As dozens of descendants of lynching victims watched from the Senate gallery, the resolution was adopted Monday evening under a voice vote procedure that did not require any senator's presence.
Eighty senators, however, had signed as co-sponsors, putting themselves on record as supporting the resolution. By the time the Senate recessed Tuesday evening, five other senators had added their names as co-sponsors, leaving 15 Republicans who had not.
But the group that was the driving force behind the resolution had asked Frist for a formal procedure that would have required all 100 senators to vote.
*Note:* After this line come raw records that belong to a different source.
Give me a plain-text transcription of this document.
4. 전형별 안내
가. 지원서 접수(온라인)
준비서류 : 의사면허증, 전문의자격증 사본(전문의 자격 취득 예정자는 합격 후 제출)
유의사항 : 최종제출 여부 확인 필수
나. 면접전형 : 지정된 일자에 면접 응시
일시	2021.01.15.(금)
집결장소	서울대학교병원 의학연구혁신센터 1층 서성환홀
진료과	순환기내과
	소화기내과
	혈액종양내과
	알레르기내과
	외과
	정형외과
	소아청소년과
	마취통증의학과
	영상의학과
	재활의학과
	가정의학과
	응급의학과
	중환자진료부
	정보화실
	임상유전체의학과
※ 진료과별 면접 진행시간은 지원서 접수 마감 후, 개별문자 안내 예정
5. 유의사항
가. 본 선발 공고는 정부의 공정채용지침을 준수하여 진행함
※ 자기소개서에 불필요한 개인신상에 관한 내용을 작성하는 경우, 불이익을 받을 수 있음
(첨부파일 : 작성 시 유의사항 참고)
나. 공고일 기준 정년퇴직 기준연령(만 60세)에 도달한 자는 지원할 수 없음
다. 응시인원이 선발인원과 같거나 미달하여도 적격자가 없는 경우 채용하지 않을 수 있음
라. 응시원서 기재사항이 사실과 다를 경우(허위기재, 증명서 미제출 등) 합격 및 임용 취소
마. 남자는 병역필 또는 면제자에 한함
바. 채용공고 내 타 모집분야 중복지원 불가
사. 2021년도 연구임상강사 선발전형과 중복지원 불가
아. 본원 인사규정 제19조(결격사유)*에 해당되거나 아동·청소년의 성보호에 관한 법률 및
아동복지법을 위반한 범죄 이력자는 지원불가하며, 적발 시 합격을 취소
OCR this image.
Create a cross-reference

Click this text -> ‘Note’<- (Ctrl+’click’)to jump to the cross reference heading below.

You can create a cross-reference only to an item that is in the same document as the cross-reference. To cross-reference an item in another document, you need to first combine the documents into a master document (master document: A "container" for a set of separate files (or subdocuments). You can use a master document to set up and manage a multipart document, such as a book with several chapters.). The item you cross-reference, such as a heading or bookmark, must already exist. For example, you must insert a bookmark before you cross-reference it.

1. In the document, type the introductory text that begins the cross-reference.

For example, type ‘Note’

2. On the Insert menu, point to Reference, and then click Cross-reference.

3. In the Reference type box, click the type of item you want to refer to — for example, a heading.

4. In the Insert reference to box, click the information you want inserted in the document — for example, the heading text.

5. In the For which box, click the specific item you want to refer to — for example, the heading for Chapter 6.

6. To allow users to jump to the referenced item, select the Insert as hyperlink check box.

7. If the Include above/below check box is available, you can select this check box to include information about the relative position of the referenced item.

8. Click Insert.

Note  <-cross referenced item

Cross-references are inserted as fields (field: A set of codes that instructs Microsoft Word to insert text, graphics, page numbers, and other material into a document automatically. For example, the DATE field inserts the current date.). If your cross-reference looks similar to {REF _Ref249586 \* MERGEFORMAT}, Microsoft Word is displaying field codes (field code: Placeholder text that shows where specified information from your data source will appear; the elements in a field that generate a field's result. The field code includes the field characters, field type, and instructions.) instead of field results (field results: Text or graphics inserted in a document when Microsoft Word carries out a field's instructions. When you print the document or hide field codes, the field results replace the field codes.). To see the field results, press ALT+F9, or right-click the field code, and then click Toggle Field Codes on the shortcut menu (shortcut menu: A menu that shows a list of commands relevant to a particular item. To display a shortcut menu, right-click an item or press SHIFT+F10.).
And the group had asked that the debate take place during "business hours" during the week, instead of Monday evening, when most senators were traveling back to the capital.
Frist declined both requests, the group's chief counsel, Mark Planning, said Tuesday evening.
"It was very disappointing" that Frist handled the matter the way he did, Planning said. "Other groups have gotten roll call votes, so there was nothing new to this, nothing different that we were asking for."
Bob Stevenson, Frist's chief spokesman, said Tuesday evening the procedure the majority leader established was "requested by the sponsors."
The chief sponsors of the resolution, Sens. Mary Landrieu (D-La.) and George Allen (R-Va.), disputed that assertion.